Called “La Reunion”, this island is about 380 nautical miles east of Madagascar – a little piece of creole France deep in the tropics far from the metropolitan nation. But French it is. And charmingly creole as well. An interesting history of slavery, exploitation, and sugar cane not dissimilar to the West Indies, with a current vibrant population to match. And now great coffee, baguettes, cheese, patisserie, lovely markets and so on. But also much African nuance. Beautiful crafts, many from Madagascar, spices, hot peppers, tropical fruits and wine made up on the hills.
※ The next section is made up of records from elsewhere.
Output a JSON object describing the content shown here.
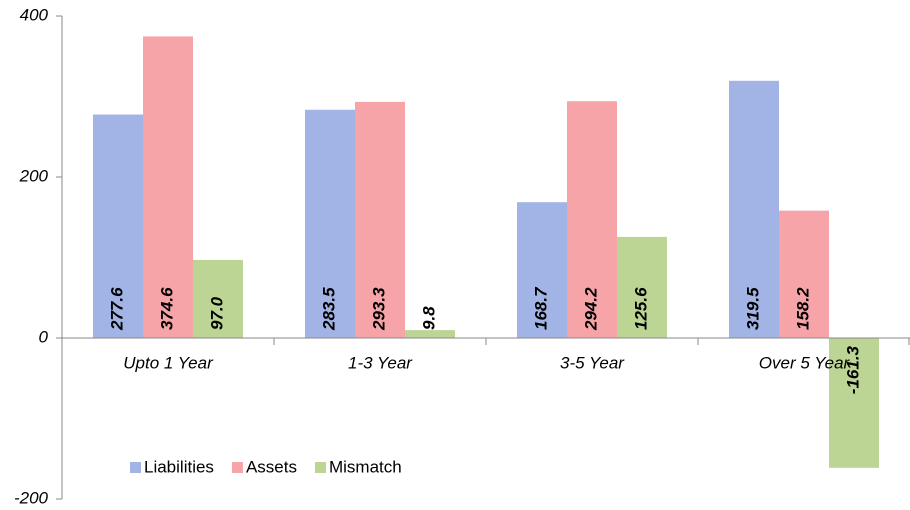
{
  "chart_data": {
    "type": "bar",
    "categories": [
      "Upto 1 Year",
      "1-3 Year",
      "3-5 Year",
      "Over 5 Year"
    ],
    "series": [
      {
        "name": "Liabilities",
        "color": "#a2b4e6",
        "values": [
          277.6,
          283.5,
          168.7,
          319.5
        ],
        "value_labels": [
          "277.6",
          "283.5",
          "168.7",
          "319.5"
        ]
      },
      {
        "name": "Assets",
        "color": "#f7a4a8",
        "values": [
          374.6,
          293.3,
          294.2,
          158.2
        ],
        "value_labels": [
          "374.6",
          "293.3",
          "294.2",
          "158.2"
        ]
      },
      {
        "name": "Mismatch",
        "color": "#bcd595",
        "values": [
          97,
          9.8,
          125.6,
          -161.3
        ],
        "value_labels": [
          "97.0",
          "9.8",
          "125.6",
          "-161.3"
        ]
      }
    ],
    "ylim": [
      -200,
      400
    ],
    "yticks": [
      -200,
      0,
      200,
      400
    ],
    "grid": false
  }
}
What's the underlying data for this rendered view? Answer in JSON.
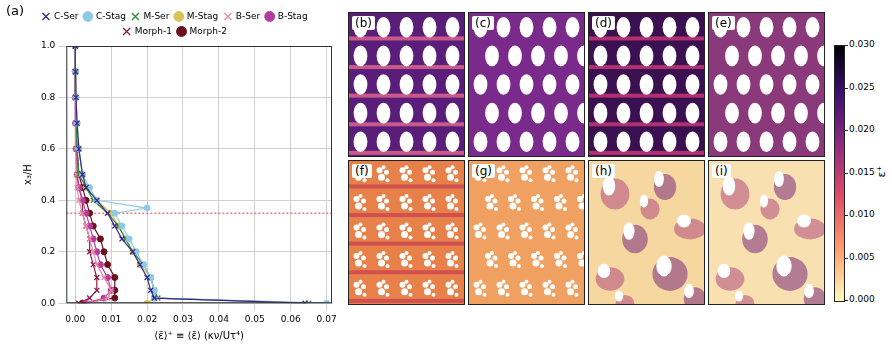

Roughly 120 miles in circumference, Reunion is home to about 900,000 people. More or less the population of Nova Scotia in a space 1/20th the size but not crowded. Great roads and infrastructure and the most amazing landscape of mountains in the steep, craggy, green mountainous interior. The shoreline is lovely tropical French island seaside villages. T
Craft and fruit and vegetable markets are all over. Beautiful wooden chests, unlimited bright colourful woven baskets, mangos, pineapples, watermelons, pumpkins, yams, cassava, quail eggs and more at a market overlooking a windblown black lava sand beach with surf booming. Signs on the beach tell us not to swim due to sharks. Apparently there have been more shark attacks here in Reunion than along the entire coast of Africa over the last few years. There are a few beaches that are protected somehow and plenty swimming on the go. Dining out is a delight if not so cheap under the Euro. But the world’s best crème brule has been discovered right here in Reunion.
As we have been alongside this has meant no skiff runs and a good chance to get varnishing, painting, tarring and miscellaneous projects done. Also, of course, with a passage around the Cape of Good Hope bound for Cape Town coming up and a dip to 36 degrees south and well out of the tropics for awhile, this is the natural place to look at all ship stowage, setting up the rig and looking at pertinent safety issues such as the use of immersion suits.
I have delayed departure a few days to let a little cyclone blow by. An annoying little thing sliding down the Mozambique Channel that could not seem to make up its mind which way to go so I could make a rational plan to go around it – so, I figured we would just stay put until the little brute was gone. Now it’s behaving itself and going away. But we have used this time to get some good boat training in and generally tighten things up a bit. Oh, and pack all our goodies that we have gotten for sale at our shipboard boutique (along with ebony fids from Bali and miro fids from Pitcairn, great knives, sewing palms, needles, and all sorts of other stuff, and yes, t-shirts too) on this summer’s Tall Ship Challenge series of port festivals on the Great Lakes starting in June.